Travel Time Counts as Work: German Courts Reshape Holiday and Employment Obligations
18.06.2026 - 04:22:29 | boerse-global.de
The European Court of Justice dropped a ruling in October 2025 that forces a rethink: when an employee drives a company car from a base depot to a customer site, and the employer controls the route, every minute behind the wheel is working time. The decision affects not just pay but rest periods, and German firms are now scrambling to adjust their travel policies.
That change is one of several legal shifts that have made holiday management and employer duties far more treacherous. The Bundesarbeitsgericht (BAG) issued a decision in June 2025 — case number 9 AZR 104/24 — that hollows out blanket settlement clauses on vacation claims. A settlement only holds water if it resolves a genuine, disputed question. If a worker was continuously on sick leave and a settlement simply confirms “vacation in kind,” the deal is void.
Workers cannot waive statutory minimum leave while still employed. Only after a termination notice can they voluntarily forgo compensation for unused days. The BAG ruling sharpens the transparency requirements around any such agreement.
The Information Duty That Never Sleeps
Since 2019, employers have been required to explicitly prod employees to take their leave well before it would expire. Skip that reminder, and the entitlement does not disappear — it rolls over and, upon termination, must be paid out in cash. The practical advice from labour-law experts: send a written nudge after the summer holidays and at the very start of the fourth quarter. Keep proof of every reminder. Only then does the statute of limitations actually start running.
Leave-payout claims are inheritable. The ECJ already settled that in 2014, and German courts have consistently applied the principle. Families can step into the deceased worker’s shoes and demand payment for accrued but untaken leave.
A separate warning comes from the Landesarbeitsgericht Köln. In January 2026, the court ruled that knowingly submitting false statements in a legal proceeding can justify an extraordinary dismissal.
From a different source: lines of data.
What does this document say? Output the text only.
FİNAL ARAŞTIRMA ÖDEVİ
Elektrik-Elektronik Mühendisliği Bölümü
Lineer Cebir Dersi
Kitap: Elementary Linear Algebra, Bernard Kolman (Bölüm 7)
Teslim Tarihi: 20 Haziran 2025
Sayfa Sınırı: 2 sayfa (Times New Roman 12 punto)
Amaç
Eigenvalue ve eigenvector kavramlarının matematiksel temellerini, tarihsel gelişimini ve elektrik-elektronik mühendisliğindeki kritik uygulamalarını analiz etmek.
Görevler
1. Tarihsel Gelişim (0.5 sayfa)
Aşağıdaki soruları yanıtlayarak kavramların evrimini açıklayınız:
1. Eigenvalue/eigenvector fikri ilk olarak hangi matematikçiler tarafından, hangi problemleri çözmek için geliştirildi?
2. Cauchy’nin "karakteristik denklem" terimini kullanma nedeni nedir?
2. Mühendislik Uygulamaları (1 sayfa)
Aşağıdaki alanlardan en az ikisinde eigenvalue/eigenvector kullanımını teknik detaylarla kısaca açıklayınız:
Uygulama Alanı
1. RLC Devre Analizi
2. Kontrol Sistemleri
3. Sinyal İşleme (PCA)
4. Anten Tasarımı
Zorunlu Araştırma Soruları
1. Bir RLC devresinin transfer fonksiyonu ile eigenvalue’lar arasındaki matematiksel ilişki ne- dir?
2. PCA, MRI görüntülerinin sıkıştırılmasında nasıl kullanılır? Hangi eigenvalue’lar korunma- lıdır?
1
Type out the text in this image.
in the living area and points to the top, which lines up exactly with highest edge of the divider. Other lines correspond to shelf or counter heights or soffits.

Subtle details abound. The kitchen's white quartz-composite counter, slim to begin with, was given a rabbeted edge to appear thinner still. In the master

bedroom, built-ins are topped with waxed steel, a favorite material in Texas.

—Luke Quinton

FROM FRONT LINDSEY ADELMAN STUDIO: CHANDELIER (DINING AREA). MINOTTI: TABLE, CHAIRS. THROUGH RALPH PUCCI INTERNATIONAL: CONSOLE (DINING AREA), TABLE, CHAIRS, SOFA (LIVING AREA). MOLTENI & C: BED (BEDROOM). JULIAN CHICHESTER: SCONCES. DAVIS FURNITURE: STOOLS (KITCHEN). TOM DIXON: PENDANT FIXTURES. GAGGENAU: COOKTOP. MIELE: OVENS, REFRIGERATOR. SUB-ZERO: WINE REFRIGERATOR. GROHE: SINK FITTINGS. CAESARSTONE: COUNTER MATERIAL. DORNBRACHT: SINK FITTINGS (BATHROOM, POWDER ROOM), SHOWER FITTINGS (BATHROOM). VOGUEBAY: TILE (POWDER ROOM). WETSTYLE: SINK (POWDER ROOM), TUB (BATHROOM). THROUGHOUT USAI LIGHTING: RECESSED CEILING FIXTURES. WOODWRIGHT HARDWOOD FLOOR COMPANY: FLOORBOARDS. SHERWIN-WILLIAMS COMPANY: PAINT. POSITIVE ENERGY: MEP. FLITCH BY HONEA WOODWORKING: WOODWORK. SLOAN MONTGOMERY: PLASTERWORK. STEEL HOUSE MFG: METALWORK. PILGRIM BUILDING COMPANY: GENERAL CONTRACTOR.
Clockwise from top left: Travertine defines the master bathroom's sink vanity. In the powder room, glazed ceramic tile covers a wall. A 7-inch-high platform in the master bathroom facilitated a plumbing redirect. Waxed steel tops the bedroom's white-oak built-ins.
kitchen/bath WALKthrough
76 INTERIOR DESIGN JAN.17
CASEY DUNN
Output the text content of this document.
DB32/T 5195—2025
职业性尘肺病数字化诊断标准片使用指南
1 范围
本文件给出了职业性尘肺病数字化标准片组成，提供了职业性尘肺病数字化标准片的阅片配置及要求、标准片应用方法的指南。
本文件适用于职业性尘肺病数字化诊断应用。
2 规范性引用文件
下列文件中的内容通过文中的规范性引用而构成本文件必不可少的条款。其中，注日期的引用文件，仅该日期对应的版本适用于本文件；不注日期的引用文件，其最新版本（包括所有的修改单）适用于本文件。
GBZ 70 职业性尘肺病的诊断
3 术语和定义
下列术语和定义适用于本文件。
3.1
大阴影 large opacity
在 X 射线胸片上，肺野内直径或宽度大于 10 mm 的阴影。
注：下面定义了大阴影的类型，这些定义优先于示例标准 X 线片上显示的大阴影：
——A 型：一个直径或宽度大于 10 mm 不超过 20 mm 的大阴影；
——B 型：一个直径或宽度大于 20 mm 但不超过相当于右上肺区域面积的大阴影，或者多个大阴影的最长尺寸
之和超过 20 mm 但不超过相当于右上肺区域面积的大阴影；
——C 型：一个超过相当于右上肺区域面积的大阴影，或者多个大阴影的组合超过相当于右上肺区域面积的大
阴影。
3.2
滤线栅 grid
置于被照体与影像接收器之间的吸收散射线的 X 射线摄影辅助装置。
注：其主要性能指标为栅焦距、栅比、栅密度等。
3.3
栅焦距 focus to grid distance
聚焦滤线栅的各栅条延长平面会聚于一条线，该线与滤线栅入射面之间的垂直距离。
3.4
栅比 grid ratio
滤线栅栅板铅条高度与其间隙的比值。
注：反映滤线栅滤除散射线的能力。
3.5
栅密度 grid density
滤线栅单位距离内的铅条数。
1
The attempted procedural fraud destroys the trust relationship, regardless of how the underlying case eventually turns out.
Works Council Agreements Under the Microscope
Formal deficits also carry heavy consequences. In January 2026, the BAG struck down a works council agreement because the council had not passed a proper resolution to adopt it — even though the council chair had signed the document. The Landesarbeitsgericht Thüringen followed in March 2026 by tossing out blanket rules that limited consecutive vacation to two weeks. Those rules, the court held, violate the Bundesurlaubsgesetz (Federal Holiday Act).
Taken together, the rulings require employers to audit their holiday-management processes, travel-time classifications and works council formalities. A missed reminder, a sloppy settlement or an improperly ratified agreement can each trigger costly liability.